$100K or 100 Days: Trade-offs when Pre-Training with Academic Resources

Apoorv Khandelwal,Tian Yun,Nihal V. Nayak,Jack Merullo,Stephen H. Bach,Chen Sun,Ellie Pavlick
2024-10-31
Abstract:Pre-training is notoriously compute-intensive and academic researchers are notoriously under-resourced. It is, therefore, commonly assumed that academics can't pre-train models. In this paper, we seek to clarify this assumption. We first survey academic researchers to learn about their available compute and then empirically measure the time to replicate models on such resources. We introduce a benchmark to measure the time to pre-train models on given GPUs and also identify ideal settings for maximizing training speed. We run our benchmark on a range of models and academic GPUs, spending 2,000 GPU-hours on our experiments. Our results reveal a brighter picture for academic pre-training: for example, although Pythia-1B was originally trained on 64 GPUs for 3 days, we find it is also possible to replicate this model (with the same hyper-parameters) in 3x fewer GPU-days: i.e. on 4 GPUs in 18 days. We conclude with a cost-benefit analysis to help clarify the trade-offs between price and pre-training time. We believe our benchmark will help academic researchers conduct experiments that require training larger models on more data. We fully release our codebase at: <a class="link-external link-https" href="https://github.com/apoorvkh/academic-pretraining" rel="external noopener nofollow">this https URL</a>.
Computation and Language,Machine Learning
What problem does this paper attempt to address?

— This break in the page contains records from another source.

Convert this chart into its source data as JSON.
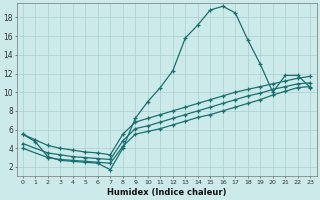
{
  "xlabel": "Humidex (Indice chaleur)",
  "bg_color": "#cceaea",
  "grid_color": "#aacece",
  "line_color": "#1a7070",
  "xlim": [
    -0.5,
    23.5
  ],
  "ylim": [
    1.0,
    19.5
  ],
  "xticks": [
    0,
    1,
    2,
    3,
    4,
    5,
    6,
    7,
    8,
    9,
    10,
    11,
    12,
    13,
    14,
    15,
    16,
    17,
    18,
    19,
    20,
    21,
    22,
    23
  ],
  "yticks": [
    2,
    4,
    6,
    8,
    10,
    12,
    14,
    16,
    18
  ],
  "curve1_x": [
    0,
    1,
    2,
    3,
    4,
    5,
    6,
    7,
    8,
    9,
    10,
    11,
    12,
    13,
    14,
    15,
    16,
    17,
    18,
    19,
    20,
    21,
    22,
    23
  ],
  "curve1_y": [
    5.5,
    4.7,
    3.1,
    2.7,
    2.6,
    2.5,
    2.4,
    1.7,
    4.0,
    7.2,
    9.0,
    10.5,
    12.3,
    15.8,
    17.2,
    18.8,
    19.2,
    18.5,
    15.6,
    13.0,
    10.0,
    11.8,
    11.8,
    10.5
  ],
  "curve2_x": [
    0,
    2,
    3,
    4,
    5,
    6,
    7,
    8,
    9,
    10,
    11,
    12,
    13,
    14,
    15,
    16,
    17,
    18,
    19,
    20,
    21,
    22,
    23
  ],
  "curve2_y": [
    4.0,
    3.0,
    2.8,
    2.7,
    2.6,
    2.5,
    2.4,
    4.2,
    5.5,
    5.8,
    6.1,
    6.5,
    6.9,
    7.3,
    7.6,
    8.0,
    8.4,
    8.8,
    9.2,
    9.7,
    10.1,
    10.5,
    10.6
  ],
  "curve3_x": [
    0,
    2,
    3,
    4,
    5,
    6,
    7,
    8,
    9,
    10,
    11,
    12,
    13,
    14,
    15,
    16,
    17,
    18,
    19,
    20,
    21,
    22,
    23
  ],
  "curve3_y": [
    4.5,
    3.5,
    3.3,
    3.1,
    3.0,
    2.9,
    2.8,
    4.8,
    6.1,
    6.4,
    6.8,
    7.2,
    7.6,
    8.0,
    8.4,
    8.8,
    9.2,
    9.6,
    9.9,
    10.3,
    10.6,
    10.9,
    11.0
  ],
  "curve4_x": [
    0,
    1,
    2,
    3,
    4,
    5,
    6,
    7,
    8,
    9,
    10,
    11,
    12,
    13,
    14,
    15,
    16,
    17,
    18,
    19,
    20,
    21,
    22,
    23
  ],
  "curve4_y": [
    5.5,
    4.9,
    4.3,
    4.0,
    3.8,
    3.6,
    3.5,
    3.3,
    5.5,
    6.8,
    7.2,
    7.6,
    8.0,
    8.4,
    8.8,
    9.2,
    9.6,
    10.0,
    10.3,
    10.6,
    10.9,
    11.2,
    11.5,
    11.7
  ]
}
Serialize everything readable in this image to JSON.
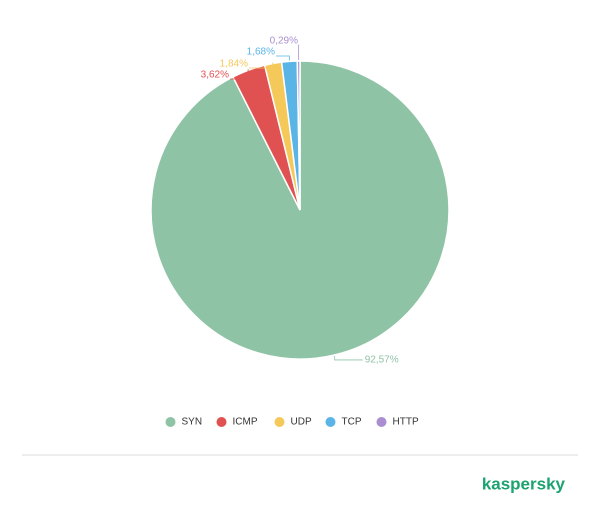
{
  "chart_data": {
    "type": "pie",
    "categories": [
      "SYN",
      "ICMP",
      "UDP",
      "TCP",
      "HTTP"
    ],
    "values": [
      92.57,
      3.62,
      1.84,
      1.68,
      0.29
    ],
    "value_labels": [
      "92,57%",
      "3,62%",
      "1,84%",
      "1,68%",
      "0,29%"
    ],
    "colors": [
      "#8fc3a5",
      "#e05252",
      "#f5c85a",
      "#5ab4e6",
      "#a98fcf"
    ],
    "legend": "bottom"
  },
  "brand": "kaspersky"
}
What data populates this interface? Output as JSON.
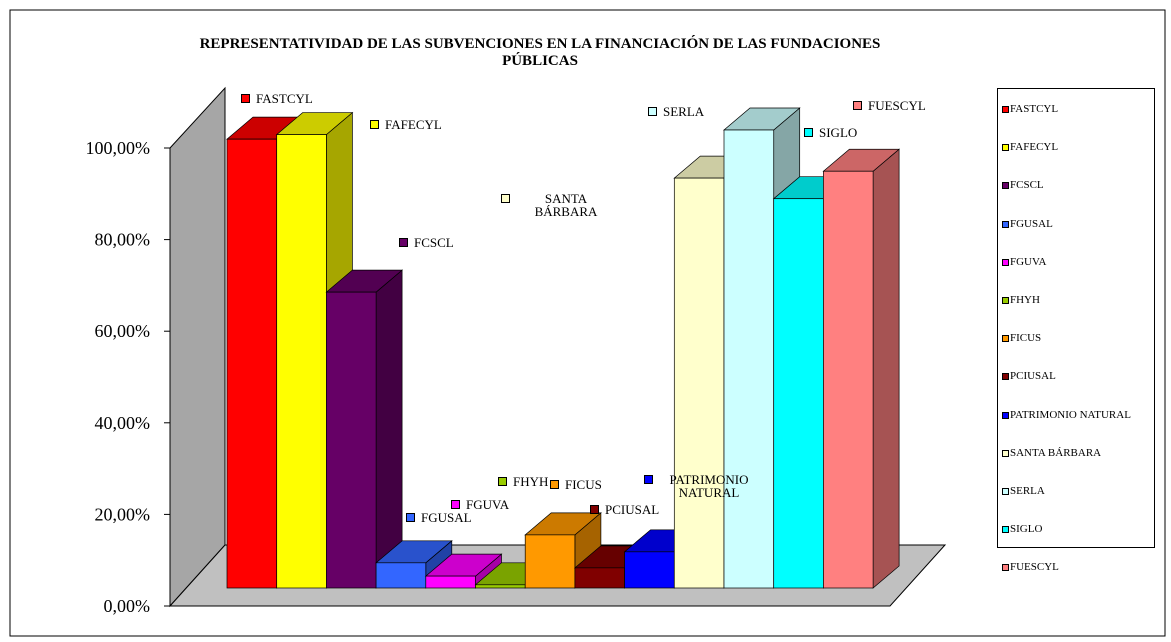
{
  "chart_data": {
    "type": "bar3d",
    "title": "REPRESENTATIVIDAD DE LAS SUBVENCIONES EN LA FINANCIACIÓN DE LAS FUNDACIONES PÚBLICAS",
    "categories": [
      "FASTCYL",
      "FAFECYL",
      "FCSCL",
      "FGUSAL",
      "FGUVA",
      "FHYH",
      "FICUS",
      "PCIUSAL",
      "PATRIMONIO NATURAL",
      "SANTA BÁRBARA",
      "SERLA",
      "SIGLO",
      "FUESCYL"
    ],
    "values": [
      98,
      99,
      64.6,
      5.5,
      2.6,
      0.7,
      11.6,
      4.4,
      7.9,
      89.5,
      100,
      85,
      91
    ],
    "colors": [
      "#ff0000",
      "#ffff00",
      "#660066",
      "#3366ff",
      "#ff00ff",
      "#99cc00",
      "#ff9900",
      "#800000",
      "#0000ff",
      "#ffffcc",
      "#ccffff",
      "#00ffff",
      "#ff8080"
    ],
    "ylim": [
      0,
      100
    ],
    "yticks": [
      {
        "value": 0,
        "label": "0,00%"
      },
      {
        "value": 20,
        "label": "20,00%"
      },
      {
        "value": 40,
        "label": "40,00%"
      },
      {
        "value": 60,
        "label": "60,00%"
      },
      {
        "value": 80,
        "label": "80,00%"
      },
      {
        "value": 100,
        "label": "100,00%"
      }
    ],
    "legend": "right"
  }
}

The main problem that this paper attempts to solve is the resource limitation problem faced by academic researchers when pre - training large - scale language and vision models. Specifically: 1. **Resource Limitation**: Pre - training models usually require a large amount of computing resources, and academic researchers often do not have sufficient resources to support these computing requirements. For example, the Pythia - 1B model was initially trained on 64 GPUs for 3 days, while Roberta requires 1000 GPUs for 1 day. Such high costs make it impossible for many academic laboratories to conduct pre - training experiments. 2. **Lack of Transparency**: There is a lack of transparency in the academic community regarding the resources and time required for pre - training. Researchers are not clear about how long pre - training will take under a given GPU configuration, which models can be trained, and which models cannot be realized. This opacity hinders students and supervisors from proposing more realistic experimental plans and budget applications. 3. **Optimization Requirements**: The paper aims to help academic researchers conduct pre - training more efficiently under limited resources through systematic benchmarking and optimization methods. The authors have proven through experiments that by using appropriate optimization techniques, pre - training tasks can be completed with fewer computing resources under existing hardware conditions. For example, the Pythia - 1B model can be trained on 4 A100 GPUs for 18 days instead of the original 192 GPU - days. 4. **Cost - Benefit Analysis**: The paper also conducts a cost - benefit analysis to help researchers select the most appropriate hardware configuration. For example, purchasing 4 H100 GPUs (about $60,000) is more economical than purchasing 8 A100 GPUs (about $160,000) because both can complete the training of Pythia - 1B within the same time. Overall, the goal of this paper is to provide a method that enables academic researchers to better understand and utilize existing computing resources, thereby making more progress in pre - training large - scale models.